One-shot install into any MCP host (not just Claude)

# Auto-detect installed agents and register the memory server into each:
npx -y -p @seanhogg/builderforce-memory-mcp builderforce-memory-install

npx -y -p @seanhogg/builderforce-memory-mcp builderforce-memory-install --host=all
npx -y -p @seanhogg/builderforce-memory-mcp builderforce-memory-install --host=cursor,windsurf

Writes the stdio server entry into each host's own config, idempotently and with .bak backups. Supported hosts: Claude Code, Claude Desktop, Cursor, Windsurf, VS Code, Cline, Gemini CLI, Codex CLI. Every agent points at one shared store (~/.builderforce-memory/memory.json by default, override with --memory-file), so a fact remembered in one agent is recalled in another. --readonly drops the write tools; --local=<dist/bin/stdio.js> runs a checkout for development.

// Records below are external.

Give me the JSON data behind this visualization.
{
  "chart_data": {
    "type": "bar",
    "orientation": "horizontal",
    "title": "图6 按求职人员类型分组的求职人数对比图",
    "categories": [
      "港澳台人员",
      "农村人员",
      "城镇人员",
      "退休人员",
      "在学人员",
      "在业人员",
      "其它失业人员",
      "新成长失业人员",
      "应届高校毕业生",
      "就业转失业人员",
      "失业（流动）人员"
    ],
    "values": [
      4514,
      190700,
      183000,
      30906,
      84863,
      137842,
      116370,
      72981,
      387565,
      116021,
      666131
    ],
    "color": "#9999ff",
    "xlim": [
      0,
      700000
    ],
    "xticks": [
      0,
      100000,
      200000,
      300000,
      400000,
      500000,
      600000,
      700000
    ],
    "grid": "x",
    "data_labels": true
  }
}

The same launch spec is exported for programmatic use: buildServerSpec() / installMemoryServer() (see src/install/).

Claude Code: the self-driving "memory combo"

Registering the server gives Claude Code the memory tools. For Claude Code the installer ALSO wires hooks so memory is self-driving instead of advisory (skip with --no-hooks):

| Hook | Behaviour | |------|-----------| | SessionStart | Inject a digest of the top durable memories. | | PreCompact | Flush durable learnings before the window is summarised. | | UserPromptSubmit | Contextual recall — score memories against the prompt and inject the relevant ones, so a stored fact is retrieved at the decision point, not only at session start. | | Stop | Autonomous capture — if the user's last message was a durable instruction/correction and it wasn't consolidated this turn, BLOCK the stop with a directive to memory_remember. Capture flows through the MCP write path (never racing the snapshot); a stop_hook_active guard means at most one nudge per turn. |

All four point at one generated, dependency-free hook script (~/.claude/builderforce-memory/bfmem-hook.mjs, four modes) plus a companion skill. Idempotent + .bak-safe. Source of truth: src/install/claude-hooks.ts (installClaudeCombo / bfmemHookSource).

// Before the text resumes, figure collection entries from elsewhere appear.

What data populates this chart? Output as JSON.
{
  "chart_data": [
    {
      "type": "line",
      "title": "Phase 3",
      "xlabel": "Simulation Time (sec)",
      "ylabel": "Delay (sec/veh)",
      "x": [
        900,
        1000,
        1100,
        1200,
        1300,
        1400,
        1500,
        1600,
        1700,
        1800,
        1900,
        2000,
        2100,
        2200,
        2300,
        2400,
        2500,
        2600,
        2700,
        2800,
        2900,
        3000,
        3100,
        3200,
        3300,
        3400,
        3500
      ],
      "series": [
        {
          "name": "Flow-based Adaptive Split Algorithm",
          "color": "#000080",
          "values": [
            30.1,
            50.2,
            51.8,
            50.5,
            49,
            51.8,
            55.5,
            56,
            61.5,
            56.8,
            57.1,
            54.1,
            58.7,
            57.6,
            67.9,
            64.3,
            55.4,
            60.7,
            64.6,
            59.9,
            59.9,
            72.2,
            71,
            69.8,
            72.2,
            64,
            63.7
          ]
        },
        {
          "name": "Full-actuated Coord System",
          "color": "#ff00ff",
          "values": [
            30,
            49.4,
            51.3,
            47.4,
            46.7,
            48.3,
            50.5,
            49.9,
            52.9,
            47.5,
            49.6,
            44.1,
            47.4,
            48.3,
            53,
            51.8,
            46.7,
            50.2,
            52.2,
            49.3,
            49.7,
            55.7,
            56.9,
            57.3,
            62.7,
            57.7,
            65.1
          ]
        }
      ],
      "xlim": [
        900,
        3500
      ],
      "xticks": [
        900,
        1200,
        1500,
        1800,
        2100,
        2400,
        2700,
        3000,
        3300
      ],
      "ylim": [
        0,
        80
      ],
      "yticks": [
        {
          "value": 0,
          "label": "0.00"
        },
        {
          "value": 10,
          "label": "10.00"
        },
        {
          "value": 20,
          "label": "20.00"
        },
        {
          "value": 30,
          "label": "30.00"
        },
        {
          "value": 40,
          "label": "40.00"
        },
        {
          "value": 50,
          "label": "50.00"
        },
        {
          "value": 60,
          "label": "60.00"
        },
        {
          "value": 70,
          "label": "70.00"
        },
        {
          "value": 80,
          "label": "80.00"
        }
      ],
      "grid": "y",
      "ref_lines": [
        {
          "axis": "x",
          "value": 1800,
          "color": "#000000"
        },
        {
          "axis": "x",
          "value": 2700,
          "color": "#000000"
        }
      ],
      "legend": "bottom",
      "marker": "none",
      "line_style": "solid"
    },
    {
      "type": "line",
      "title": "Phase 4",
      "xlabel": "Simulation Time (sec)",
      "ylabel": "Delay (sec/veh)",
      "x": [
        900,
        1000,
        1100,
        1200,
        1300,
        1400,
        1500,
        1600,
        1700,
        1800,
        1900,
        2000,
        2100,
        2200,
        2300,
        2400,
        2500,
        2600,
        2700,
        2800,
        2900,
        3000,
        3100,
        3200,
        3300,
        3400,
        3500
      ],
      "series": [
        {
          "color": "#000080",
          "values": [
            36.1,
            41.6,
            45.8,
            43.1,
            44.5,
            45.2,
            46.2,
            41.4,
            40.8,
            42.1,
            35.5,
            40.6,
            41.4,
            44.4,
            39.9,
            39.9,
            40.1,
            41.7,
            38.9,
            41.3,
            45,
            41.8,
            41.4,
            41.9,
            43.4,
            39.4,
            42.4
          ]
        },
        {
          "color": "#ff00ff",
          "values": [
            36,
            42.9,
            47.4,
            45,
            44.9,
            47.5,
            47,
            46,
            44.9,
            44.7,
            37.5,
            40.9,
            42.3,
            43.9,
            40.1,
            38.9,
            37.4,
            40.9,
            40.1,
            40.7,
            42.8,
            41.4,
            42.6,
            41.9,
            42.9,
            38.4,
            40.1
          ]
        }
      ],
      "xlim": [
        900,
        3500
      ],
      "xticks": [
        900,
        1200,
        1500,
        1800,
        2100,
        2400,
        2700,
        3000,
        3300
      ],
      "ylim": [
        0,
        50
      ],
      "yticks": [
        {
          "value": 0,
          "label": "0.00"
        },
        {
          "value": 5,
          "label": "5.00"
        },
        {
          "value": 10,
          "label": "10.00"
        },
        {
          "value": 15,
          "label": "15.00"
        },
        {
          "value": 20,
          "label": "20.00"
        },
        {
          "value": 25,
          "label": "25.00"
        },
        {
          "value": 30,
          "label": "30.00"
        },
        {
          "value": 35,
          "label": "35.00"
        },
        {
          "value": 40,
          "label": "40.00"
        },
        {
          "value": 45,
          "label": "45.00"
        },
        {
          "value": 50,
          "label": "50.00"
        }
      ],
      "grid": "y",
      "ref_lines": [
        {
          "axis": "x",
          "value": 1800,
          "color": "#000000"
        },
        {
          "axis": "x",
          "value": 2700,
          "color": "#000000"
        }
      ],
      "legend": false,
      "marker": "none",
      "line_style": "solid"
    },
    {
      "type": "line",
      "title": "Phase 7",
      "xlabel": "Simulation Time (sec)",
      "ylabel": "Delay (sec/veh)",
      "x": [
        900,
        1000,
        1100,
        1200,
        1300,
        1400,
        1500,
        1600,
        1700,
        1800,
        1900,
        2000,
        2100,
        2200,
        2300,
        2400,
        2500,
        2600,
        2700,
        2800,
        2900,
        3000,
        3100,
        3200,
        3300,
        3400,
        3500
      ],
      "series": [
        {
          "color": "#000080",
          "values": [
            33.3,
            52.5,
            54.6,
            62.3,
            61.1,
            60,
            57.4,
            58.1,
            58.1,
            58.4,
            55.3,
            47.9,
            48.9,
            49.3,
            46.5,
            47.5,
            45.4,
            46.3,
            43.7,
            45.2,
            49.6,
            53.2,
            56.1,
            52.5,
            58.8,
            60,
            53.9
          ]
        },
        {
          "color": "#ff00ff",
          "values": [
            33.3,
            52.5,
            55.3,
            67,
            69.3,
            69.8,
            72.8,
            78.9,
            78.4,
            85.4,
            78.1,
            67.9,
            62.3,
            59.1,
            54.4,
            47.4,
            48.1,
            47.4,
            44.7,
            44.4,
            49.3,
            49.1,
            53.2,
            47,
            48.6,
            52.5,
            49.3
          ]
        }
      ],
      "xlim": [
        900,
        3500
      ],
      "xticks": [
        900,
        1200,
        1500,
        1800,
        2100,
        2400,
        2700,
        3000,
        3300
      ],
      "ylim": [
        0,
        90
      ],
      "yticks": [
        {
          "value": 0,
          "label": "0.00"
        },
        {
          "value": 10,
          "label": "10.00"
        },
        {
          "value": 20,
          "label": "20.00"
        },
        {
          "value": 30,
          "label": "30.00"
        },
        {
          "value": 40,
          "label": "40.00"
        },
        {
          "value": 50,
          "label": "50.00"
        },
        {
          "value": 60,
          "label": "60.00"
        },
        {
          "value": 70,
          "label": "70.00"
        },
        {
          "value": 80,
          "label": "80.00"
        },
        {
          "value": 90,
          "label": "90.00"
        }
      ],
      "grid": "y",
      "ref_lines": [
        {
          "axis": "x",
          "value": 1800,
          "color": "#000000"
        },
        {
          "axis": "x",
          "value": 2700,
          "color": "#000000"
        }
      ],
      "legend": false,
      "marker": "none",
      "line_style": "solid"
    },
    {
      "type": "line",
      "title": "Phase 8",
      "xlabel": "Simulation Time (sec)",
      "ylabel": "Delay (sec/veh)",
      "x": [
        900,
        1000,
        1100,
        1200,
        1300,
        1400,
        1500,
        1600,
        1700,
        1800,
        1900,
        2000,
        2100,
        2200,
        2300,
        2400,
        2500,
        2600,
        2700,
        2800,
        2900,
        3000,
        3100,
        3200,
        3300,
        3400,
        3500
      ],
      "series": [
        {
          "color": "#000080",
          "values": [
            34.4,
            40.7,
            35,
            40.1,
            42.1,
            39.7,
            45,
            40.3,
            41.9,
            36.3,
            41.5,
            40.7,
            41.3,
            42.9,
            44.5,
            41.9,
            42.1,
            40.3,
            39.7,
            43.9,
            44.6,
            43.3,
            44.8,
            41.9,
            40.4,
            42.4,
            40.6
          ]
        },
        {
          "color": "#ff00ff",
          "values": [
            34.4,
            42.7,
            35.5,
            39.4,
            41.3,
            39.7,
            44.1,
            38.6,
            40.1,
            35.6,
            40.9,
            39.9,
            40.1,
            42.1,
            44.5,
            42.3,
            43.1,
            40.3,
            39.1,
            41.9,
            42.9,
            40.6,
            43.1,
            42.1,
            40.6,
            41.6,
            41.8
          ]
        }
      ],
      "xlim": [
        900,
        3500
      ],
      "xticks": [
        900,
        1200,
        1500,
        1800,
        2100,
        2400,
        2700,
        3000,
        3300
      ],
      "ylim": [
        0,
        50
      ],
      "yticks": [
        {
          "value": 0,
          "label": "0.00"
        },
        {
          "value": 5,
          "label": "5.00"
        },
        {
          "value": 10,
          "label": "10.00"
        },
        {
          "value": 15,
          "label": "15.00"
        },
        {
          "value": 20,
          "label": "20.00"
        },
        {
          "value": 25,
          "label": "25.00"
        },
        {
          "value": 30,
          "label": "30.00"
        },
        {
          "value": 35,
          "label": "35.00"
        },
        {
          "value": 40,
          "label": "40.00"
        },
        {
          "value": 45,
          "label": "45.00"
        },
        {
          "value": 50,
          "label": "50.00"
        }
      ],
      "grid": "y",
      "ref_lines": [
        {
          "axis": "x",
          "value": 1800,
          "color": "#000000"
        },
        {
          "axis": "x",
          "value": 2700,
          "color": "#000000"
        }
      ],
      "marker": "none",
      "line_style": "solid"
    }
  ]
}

Quick start — stdio (any process / language)

npx -y @seanhogg/builderforce-memory-mcp        # serves the local MemoryStore over stdio
mcpServers: {
  builderforce_memory: { type: "stdio", command: "npx", args: ["-y", "@seanhogg/builderforce-memory-mcp"] },
}

Env: BUILDERFORCE_MEMORY_DB (db name), BUILDERFORCE_MEMORY_READONLY=1 (drop write tools).

Quick start — HTTP (multi-tenant)

BUILDERFORCE_MEMORY_TOKEN=secret PORT=8787 npx @seanhogg/builderforce-memory-mcp-http
mcpServers: {
  builderforce_memory: {
    type: "http",
    url: "http://localhost:8787",
    headers: { Authorization: "Bearer secret" },
  },
}

Or mount createMemoryHttpHandler(backend, { authToken }) on your own Node/Express server against any backend (including a future remote one).

Custom / remote backend

Implement MemoryBackend and hand it to any transport:

import { createMemoryMcpServer, type MemoryBackend } from "@seanhogg/builderforce-memory-mcp";

const remote: MemoryBackend = {
  recall:      (q, k)   => bfClient.search(q, k),
  get:         (key)    => bfClient.get(key),
  recallByTag: (t, lim) => bfClient.byTag(t, lim),
  remember:    (input)  => bfClient.put(input),
  forget:      (key)    => bfClient.delete(key),
};
const server = await createMemoryMcpServer(remote);

Dependencies

@modelcontextprotocol/sdk + zod are hard deps. @anthropic-ai/claude-agent-sdk (SDK transport), @seanhogg/builderforce-memory + fake-indexeddb (local backend) are optional peers, imported indirectly — install only what your transport/backend needs.